Sire Lion avait de vrais amis
Qui lui portaient l'intérêt le plus tendre ;
Voilà certe de quoi surprendre,
Un tel bonheur aux rois est rarement permis.
Comme il les connaissait francs, loyaux et sincères,
Notre lion souvent confiait à leur foi
Les contrariétés, les soucis, les misères
Que le pouvoir traîne après soi.
Or j'ai lu dans une chronique,
Qu'un jour avec l'un d'eux il eut cet entretien :
-Mon cher ami, je veux le bien,
Et cependant, pour la chose publique ,
Vous le savez, je ne peux presque rien .
A l'égard des lions la défiance est telle
Que l'on m'a mis en curatelle ;
J'ai moins de liberté qu'un simple citoyen .
Que je veuille une bonne chose,
Je ne peux pas l'exécuter.
Sur chaque point que je propose,
On doit auparavant longuement discuter ;
Et quand ce serait même une affaire d'urgence ,
Il ne faut pas compter sur plus de diligence ,
Sur des discours plus brefs , sur de plus courts débats ;
On parle, parle, parle, et l'on n'en finit pas.

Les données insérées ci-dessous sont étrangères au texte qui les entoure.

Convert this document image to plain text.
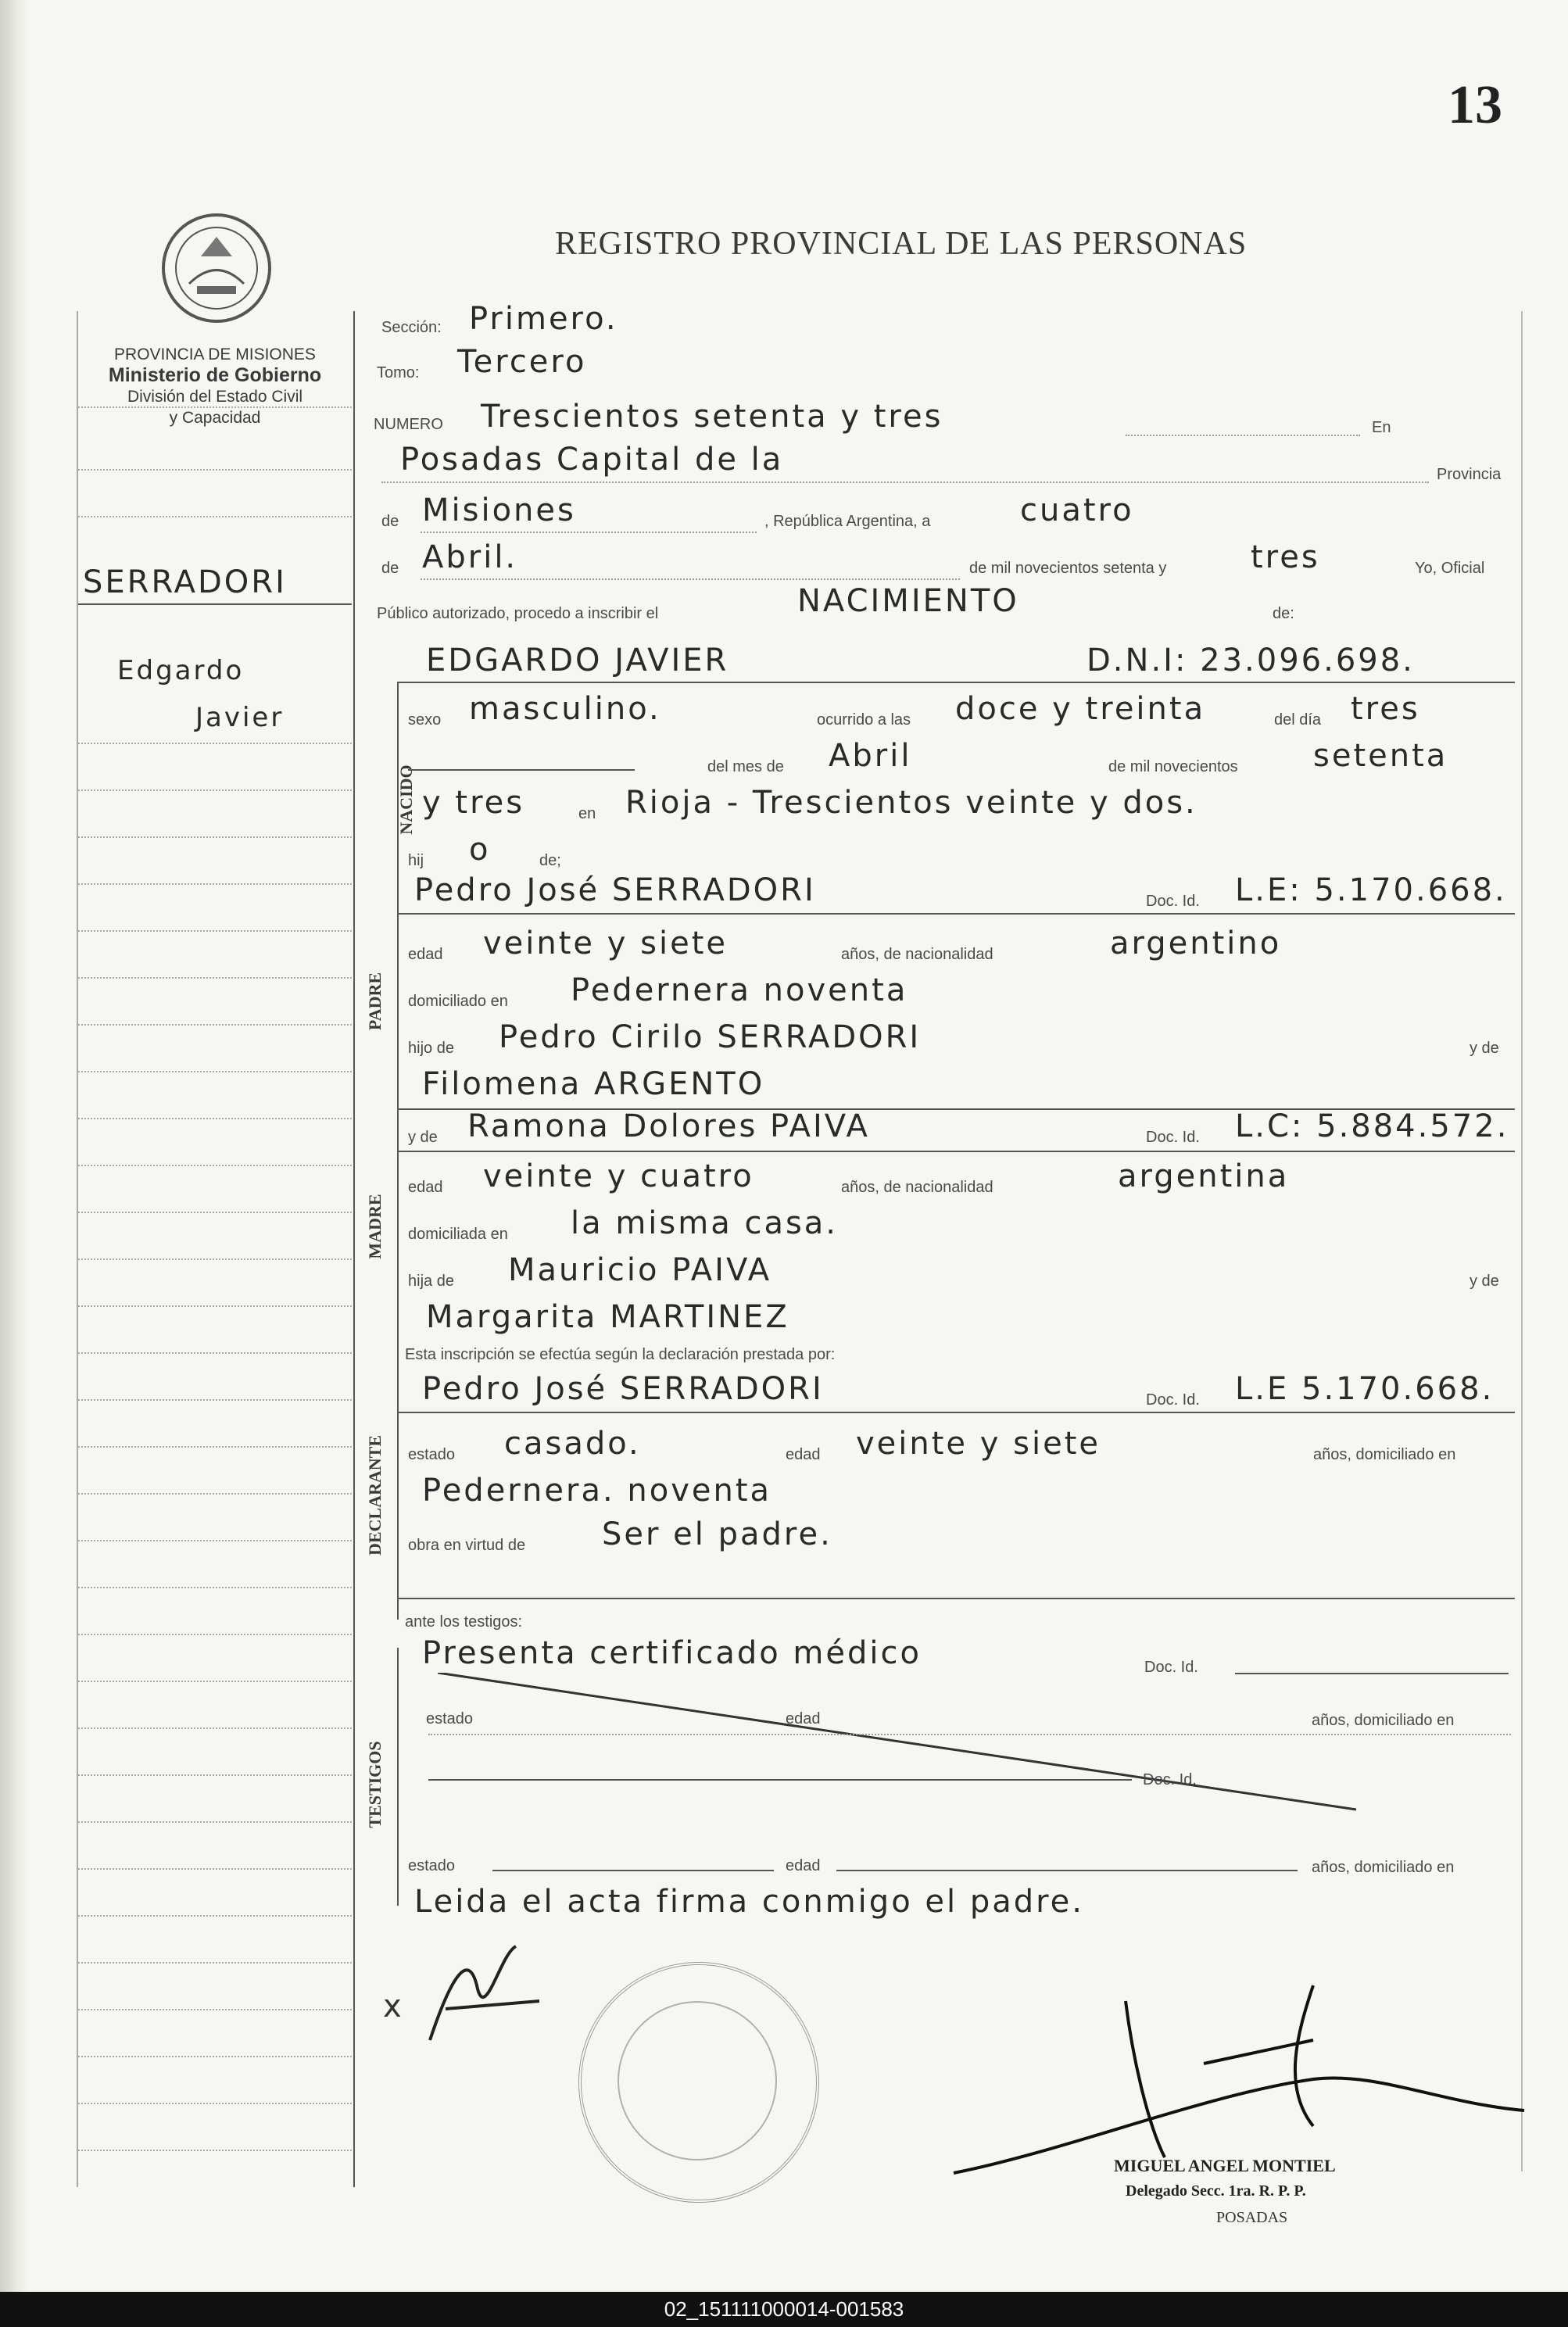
13
REGISTRO PROVINCIAL DE LAS PERSONAS
PROVINCIA DE MISIONES
Ministerio de Gobierno
División del Estado Civil
y Capacidad
SERRADORI
Edgardo
Javier
Sección: Primero.
Tomo: Tercero
NUMERO Trescientos setenta y tres	En
Posadas Capital de la	Provincia
de Misiones	, República Argentina, a	cuatro
de Abril.	de mil novecientos setenta y	tres	Yo, Oficial
Público autorizado, procedo a inscribir el	NACIMIENTO	de:
NACIDO
EDGARDO JAVIER	D.N.I: 23.096.698.
sexo masculino.	ocurrido a las doce y treinta	del día tres
del mes de Abril	de mil novecientos setenta
y tres	en Rioja - Trescientos veinte y dos.
hij o	de;
Pedro José SERRADORI	Doc. Id. L.E: 5.170.668.
PADRE
edad veinte y siete	años, de nacionalidad	argentino
domiciliado en Pedernera noventa
hijo de Pedro Cirilo SERRADORI	y de
Filomena ARGENTO
y de Ramona Dolores PAIVA	Doc. Id. L.C: 5.884.572.
MADRE
edad veinte y cuatro	años, de nacionalidad	argentina
domiciliada en la misma casa.
hija de Mauricio PAIVA	y de
Margarita MARTINEZ
Esta inscripción se efectúa según la declaración prestada por:
Pedro José SERRADORI	Doc. Id. L.E 5.170.668.
DECLARANTE estado casado.	edad veinte y siete	años, domiciliado en
Pedernera. noventa
obra en virtud de Ser el padre.
ante los testigos:
TESTIGOS
Presenta certificado médico	Doc. Id.
estado	edad	años, domiciliado en
Doc. Id.
estado	edad	años, domiciliado en
Leida el acta firma conmigo el padre.
x
MIGUEL ANGEL MONTIEL
Delegado Secc. 1ra. R. P. P.
POSADAS
02_151111000014-001583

Si l'esprit de parti s'en mêle,
C'est encore un autre embarras ;
On se chamaille, on se querelle ;
Quant au point principal, on en fait peu de cas.
-Si vous agissiez seul , tout marcherait plus vite,
Répliqua l'interlocuteur.
-Silence ! contre vous craignez qu'on ne s'irrite,
Qu'on ne vous traite de flatteur .
Mais une chose encor m'afflige :
De la royale majesté
On a détruit tout le prestige,
En enchaînant sa volonté.
Les lions sont-ils tant à craindre ?
D'ordinaire ils sont généreux.
Jadis les animaux étaient-ils plus à plaindre,
Quand mes prédécesseurs avaient tout droit sur eux?
Répondez franchement, mon cher ami , j'écoute...
Et l'ami répondit : - Si j'en crois mon bon sens,
Je dois vous l'avouer, j'en doute ;
Car j'aime mieux avoir un maître que deux cents.